Other area hospitals contacted by the I-Team declined on-camera interviews to explain to the public why they take patients to court to seek guardianship and give a full accounting of how much these hospitals spend to put patients under the care of guardians.
Emailed statement from Regional Center Bayonet Point (HCA):
“Regional Medical Center Bayonet Point is committed to providing high quality, personalized care for our patients. We work with patients, families and caregivers, when appropriate, to develop a care plan to address the patient’s personal goals while in the hospital and after discharge. When a patient isn’t able to make medical decisions and doesn’t have a family member or friend to help, we may at times petition the court to appoint an independent guardian to make decisions on behalf of the patient.”
Emailed statement from Tampa General Hospital:
“At Tampa General Hospital, the care and safety of our patients is our number one priority. There are certain occasions where we must petition the courts to appoint a guardian for a patient. In 2019, Tampa General Hospital worked with five guardians for a total cost of $28,000. We do not pay guardians directly. This situation is rare but happens when a patient is unable to make medical decisions on their own and doesn’t have a family member or medical proxy to make decisions for them. DCF is rarely involved due to their significant case load. Tampa General Hospital works with local agencies to provide guardian services when needed for patients. In every instance, the care and safety of our patients is our number one priority.”

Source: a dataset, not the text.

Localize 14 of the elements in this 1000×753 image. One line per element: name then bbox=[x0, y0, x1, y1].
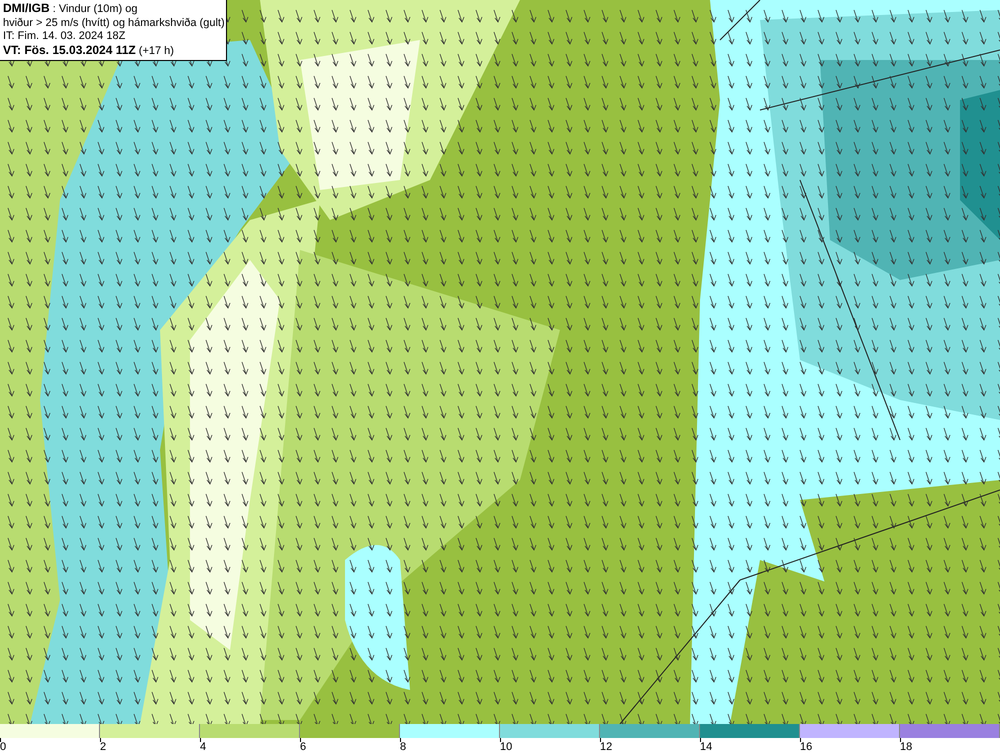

Emailed statement from BayCare:
“A few times each year, patients come to us who are not able to speak for themselves. In these situations, we work very hard to find the closest family member who is willing to serve as the patient’s decision maker. However, for a variety of reasons, some people have no one in their life who is willing to take on this responsibility.
When we are unable to find a legal health care decision maker, we make DCF aware of the situation if it falls in their purview. That agency would be better suited to answer questions about why they do not take certain cases. If all of our other efforts to find a health care surrogate fail, we then work through the court system to be sure that the patient is represented.
If the court determines that a court-appointed legal guardian is appropriate, then the appointed guardian becomes the legal decision maker. If a family member later decides to manage the patient’s care, the family member has the right to go to court and request a hearing to have decision-making responsibility.
This is a very complex process governed by laws designed to protect patients. We’re a not-for-profit hospital with a mission to serve through community-owned health services that set the standard for high-quality care, compassionate care. We take this responsibility seriously and will continue to work closely with the appropriate agencies and authorities to ensure the best possible patient care is provided to those we serve.”
“For patients who have no family willing or able to assume responsibility for them, from time-to-time we have had to petition the court to appoint an emergency guardian. Petitioning the court to appoint an emergency guardian is a last resort 100% of the time, only after exhaustive efforts to find family members or friends willing to fulfill this role.”